On 09/28/2010 10:36 PM, Tarlika Elisabeth Schmitz wrote:
> On Tue, 28 Sep 2010 11:34:31 +0100
> "Oliveiros d'Azevedo Cristina"<oliveiros.cristina@marktest.pt> wrote:
>
>> ----- Original Message -----
>> From: "Tarlika Elisabeth Schmitz"<postgresql@numerixtechnology.de>
>> To:<pgsql-sql@postgresql.org>
>> Sent: Monday, September 27, 2010 5:54 PM
>> Subject: Re: [SQL] identifying duplicates in table with redundancies
>>
>>
>>> On Fri, 24 Sep 2010 18:12:18 +0100
>>> Oliver d'Azevedo Christina<oliveiros.cristina@gmail.com> wrote:
>>>
>>>>>> SELECT DISTINCT trainer_id,trainer_name
>>>>>> FROM (
>>>>>> SELECT trainer_name -- The field you want to test for duplicates
>>>>>> FROM (
>>>>>> SELECT DISTINCT "trainer_id","trainer_name"
>>>>>> FROM student
>>>>>> ) x
>>>>>> GROUP BY "trainer_name" -- the field you want to test for
>>>>>> duplicates
>>>>>> HAVING (COUNT(*)> 1)
>>>>>> ) z
>>>>>> NATURAL JOIN student y
>>>
>>>
>>> What indices would you recommend for this operation?

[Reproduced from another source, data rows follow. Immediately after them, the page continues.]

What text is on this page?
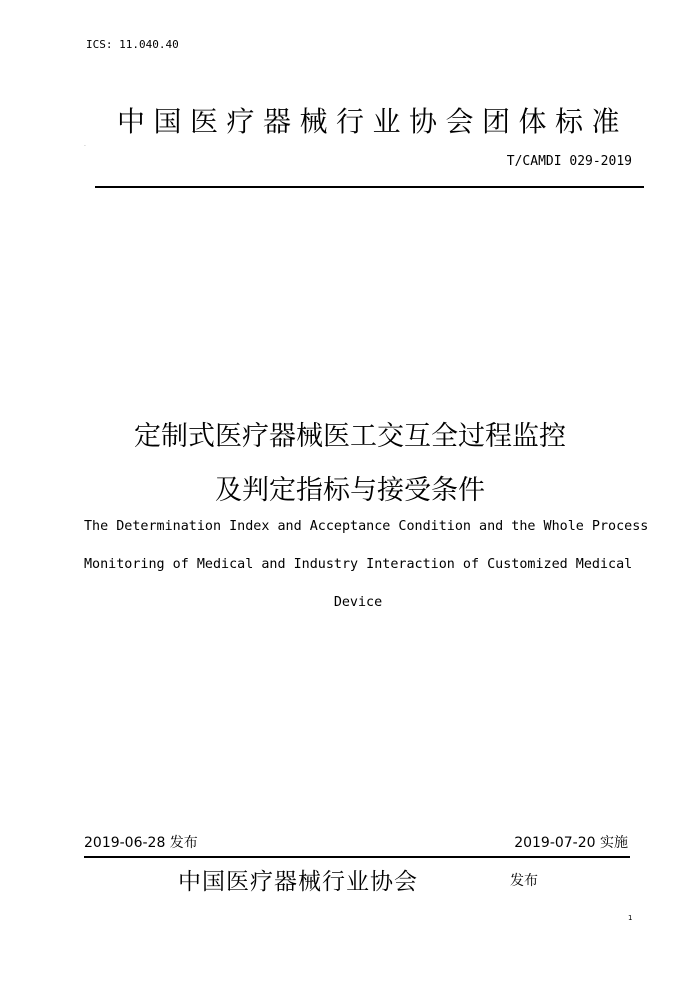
ICS: 11.040.40
中国医疗器械行业协会团体标准
.
T/CAMDI 029-2019
定制式医疗器械医工交互全过程监控
及判定指标与接受条件
The Determination Index and Acceptance Condition and the Whole Process
Monitoring of Medical and Industry Interaction of Customized Medical
Device
2019-06-28 发布	2019-07-20 实施
中国医疗器械行业协会	发布
1
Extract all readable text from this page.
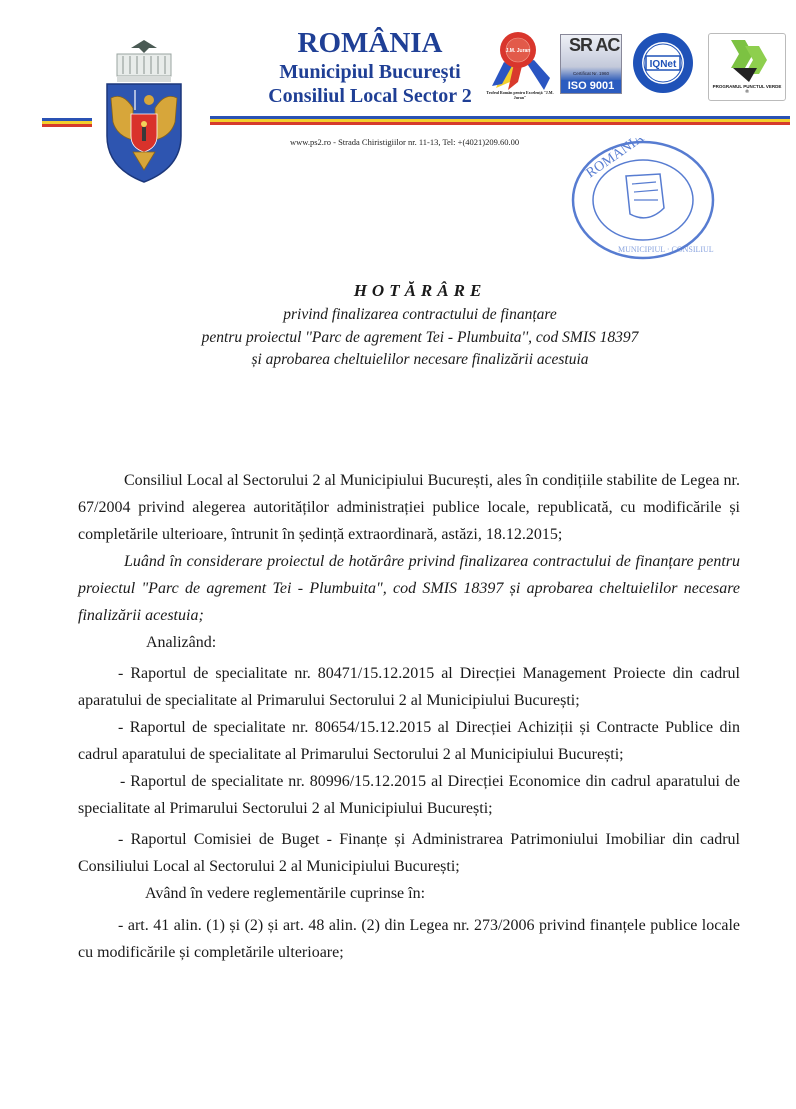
ROMÂNIA
Municipiul București
Consiliul Local Sector 2
www.ps2.ro - Strada Chiristigiilor nr. 11-13, Tel: +(4021)209.60.00
J.M. Juran
Trofeul Român pentru Excelență "J.M. Juran"
SR AC
Certificat Nr. 1960
ISO 9001
IQNet
PROGRAMUL PUNCTUL VERDE ®
ROMÂNIA
MUNICIPIUL · CONSILIUL
HOTĂRÂRE
privind finalizarea contractului de finanțare
pentru proiectul ''Parc de agrement Tei - Plumbuita'', cod SMIS 18397
și aprobarea cheltuielilor necesare finalizării acestuia
Consiliul Local al Sectorului 2 al Municipiului București, ales în condițiile stabilite de Legea nr. 67/2004 privind alegerea autorităților administrației publice locale, republicată, cu modificările și completările ulterioare, întrunit în ședință extraordinară, astăzi, 18.12.2015;
Luând în considerare proiectul de hotărâre privind finalizarea contractului de finanțare pentru proiectul "Parc de agrement Tei - Plumbuita", cod SMIS 18397 și aprobarea cheltuielilor necesare finalizării acestuia;
Analizând:
- Raportul de specialitate nr. 80471/15.12.2015 al Direcției Management Proiecte din cadrul aparatului de specialitate al Primarului Sectorului 2 al Municipiului București;
- Raportul de specialitate nr. 80654/15.12.2015 al Direcției Achiziții și Contracte Publice din cadrul aparatului de specialitate al Primarului Sectorului 2 al Municipiului București;
- Raportul de specialitate nr. 80996/15.12.2015 al Direcției Economice din cadrul aparatului de specialitate al Primarului Sectorului 2 al Municipiului București;
- Raportul Comisiei de Buget - Finanțe și Administrarea Patrimoniului Imobiliar din cadrul Consiliului Local al Sectorului 2 al Municipiului București;
Având în vedere reglementările cuprinse în:
- art. 41 alin. (1) și (2) și art. 48 alin. (2) din Legea nr. 273/2006 privind finanțele publice locale cu modificările și completările ulterioare;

>> But, on this query in particular I would recomend an indice on
>> trainer_name, as this field will be used on the join and on the group
>> by. For the other query, the one you get by substituting trainer_name
>> by trainer_id, place an index on trainer_id.
>> Also, these indexes may help speed up the order by clause, if you use
>> one.
>>
>> If you have a table with lots of data you can try them around and see
>> how performance varies (and don't forget there's also EXPLAIN ANALYZE)
>
> Strangely, these indices did not do anything.
> Without, the query took about 8500ms. Same with index.
>
> The table has 250000 records. 11000 have trainer_name = null. Only
> 13000 unique trainer_names.
>
> It is not hugely important as these queries are not time-critical.
> This is only a helper table, which I use to analyze the date prior to
> populating the destination tables with the data.
>
> Regards,
> Tarlika
>
I guess explain analyze shows up a seq scan. try avoiding to use
distinct. use group by instead.
regards
Andreas